The fact investors have continued to allocate their savings to investment strategies that are aligned with their desire to improve society, halt climate change or deliver greater biodiversity is significant. It would suggest they understand the need for a longer-term perspective – change over time, rather than change at a point of time. While shorter-term financial performance is a consideration, it is a lesser concern than their desire to leave the planet and society in better shape for future generations.
What is significant for the asset management industry is the opportunity to use this continued demand for responsible investments to forge a working relationship with consumers. And fund groups have a compelling chance to boost consumer confidence in their ability to influence businesses to do good, avoid harm and to lead change through market capital flows.
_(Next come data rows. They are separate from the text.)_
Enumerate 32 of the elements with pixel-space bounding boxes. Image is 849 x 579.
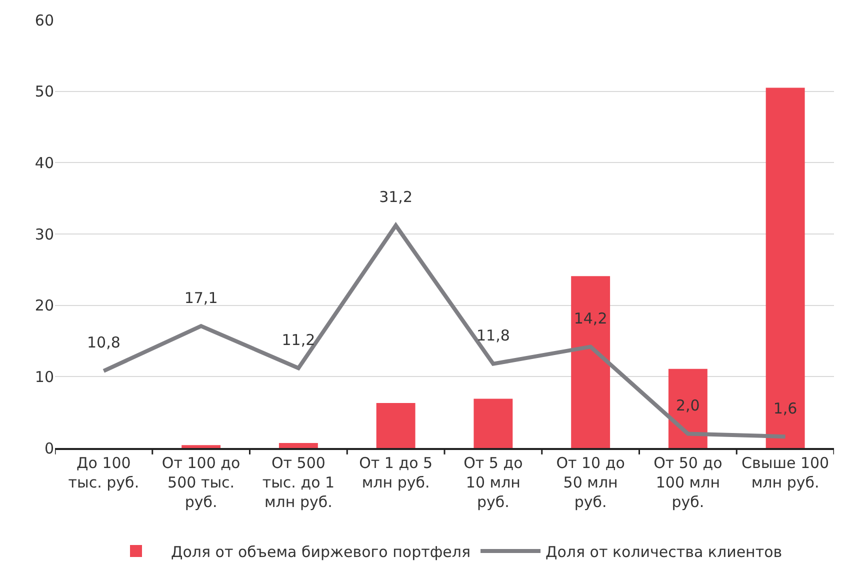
- y-tick-label: 60: [34, 11, 54, 30]
- data-label: 11,8: [476, 326, 510, 345]
- bar: [376, 403, 416, 448]
- x-tick-label: От 100 до 500 тыс. руб.: [162, 454, 240, 511]
- bar: [474, 398, 513, 448]
- data-label: 1,6: [773, 399, 798, 418]
- data-label: 10,8: [86, 334, 120, 352]
- data-label: 17,1: [184, 288, 218, 307]
- bar: [766, 88, 805, 448]
- x-tick-label: До 100 тыс. руб.: [68, 454, 140, 492]
- y-tick-label: 30: [34, 225, 54, 244]
- y-tick-label: 0: [44, 439, 54, 458]
- data-label: 14,2: [574, 309, 608, 328]
- x-tick-label: От 5 до 10 млн руб.: [464, 454, 523, 511]
- y-tick-label: 50: [34, 82, 54, 101]
- y-tick-label: 40: [34, 154, 54, 172]
- data-label: 2,0: [676, 396, 700, 414]
- x-tick-label: От 500 тыс. до 1 млн руб.: [262, 454, 335, 511]
- legend-label: Доля от объема биржевого портфеля: [171, 542, 471, 561]
- bar: [668, 368, 708, 448]
- data-label: 11,2: [282, 330, 316, 349]
- x-tick-label: От 10 до 50 млн руб.: [556, 454, 625, 511]
- data-label: 31,2: [379, 188, 413, 206]
- y-tick-label: 20: [34, 296, 54, 315]
- x-tick-label: От 1 до 5 млн руб.: [359, 454, 433, 492]
- bar: [278, 443, 318, 448]
- bar: [571, 276, 610, 448]
- x-tick-label: От 50 до 100 млн руб.: [654, 454, 722, 511]
- legend-label: Доля от количества клиентов: [546, 542, 782, 561]
- y-tick-label: 10: [34, 368, 54, 386]
- bar: [182, 445, 221, 448]
- x-tick-label: Свыше 100 млн руб.: [742, 454, 830, 492]
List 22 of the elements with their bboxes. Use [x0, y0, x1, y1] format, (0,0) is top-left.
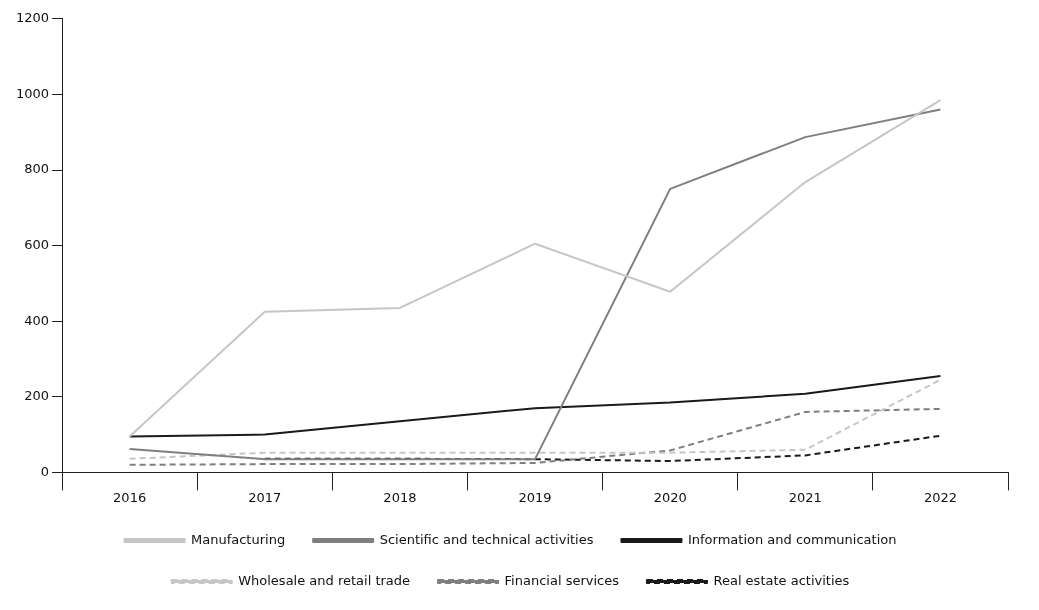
x-tick-label: 2020: [653, 489, 687, 505]
legend-label: Scientific and technical activities: [379, 531, 594, 547]
x-tick-label: 2017: [248, 489, 282, 505]
y-tick-label: 0: [40, 463, 50, 479]
legend-label: Real estate activities: [713, 572, 850, 588]
x-tick-label: 2016: [113, 489, 147, 505]
line-series: [128, 378, 942, 460]
legend-label: Manufacturing: [191, 531, 286, 547]
legend-label: Wholesale and retail trade: [238, 572, 411, 588]
x-tick-label: 2019: [518, 489, 552, 505]
legend-label: Information and communication: [687, 531, 897, 547]
x-tick-label: 2018: [383, 489, 417, 505]
line-series: [128, 407, 942, 466]
y-tick-label: 200: [24, 388, 50, 404]
y-tick-label: 800: [24, 161, 50, 177]
legend-label: Financial services: [504, 572, 620, 588]
x-tick-label: 2021: [788, 489, 822, 505]
y-tick-label: 600: [24, 236, 50, 252]
y-tick-label: 1200: [15, 10, 50, 26]
y-tick-label: 1000: [15, 85, 50, 101]
y-tick-label: 400: [24, 312, 50, 328]
x-tick-label: 2022: [923, 489, 957, 505]
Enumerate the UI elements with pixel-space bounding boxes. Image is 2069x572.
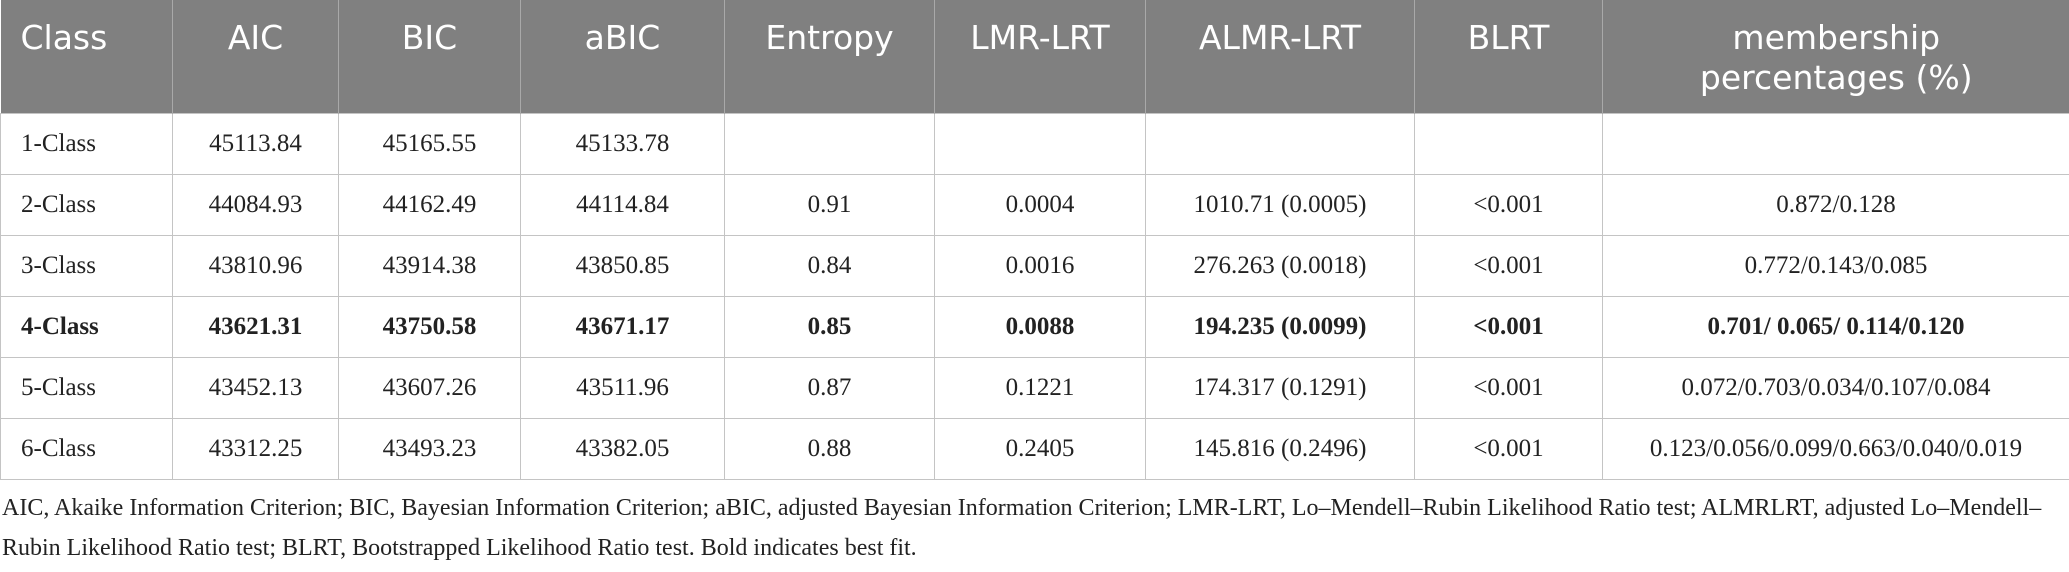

Trust, however, cannot be taken for granted. Scepticism remains in some quarters that the asset management industry has been successful in assuming a green veneer through convincing marketing. This practice cannot be viable over the long term. Trust must be built on measurable evidence and transparency, wherein lies the challenge; currently, there are no standard reporting metrics to help investors interrogate the funds they are considering or compare them against others within their peer group. Nor are there clear categorisations defining the parameters and objectives of the various forms of intentionality.
The coming year, especially with the arrival of the Sustainability Disclosure Requirements in the UK, should see some progress in addressing this issue. Also, the increased disclosures that funds will be required to present to demonstrate the societal or environmental change they are affecting must be both accessible to the lay investor and offer meaningful evidence to support the intentionality of the benefits they bring.
There has been a greater reliance on MSCI ESG metrics over the last year, as well as more widespread use of the United Nations’ Sustainable Development Goals as a means of providing a yardstick for the good a fund purports to engender.
But how that good manifests itself is altogether more challenging to prove. For instance, a fund manager might press for greater representation of diversity at a board level, but it is also beholden for them to explain how that one element enhances diversity across its operations and any positive societal impact that brings. This is altogether more difficult to quantify.
The ongoing popularity of responsible investment at a time when investors are withdrawing monies from markets in aggregate is a heartening indication of a developing relationship between consumers and the asset management industry. It suggests that there is a broader acceptance that an individual can align their investment objectives with their desire to be a force for good by favouring fund groups with the expertise to effect positive change though the companies in which they invest.
The longevity of that relationship, however, will be determined by the ability of fund groups to demonstrate the extent to which society, the environment, their investors and the investment industry itself all benefit from responsible investment.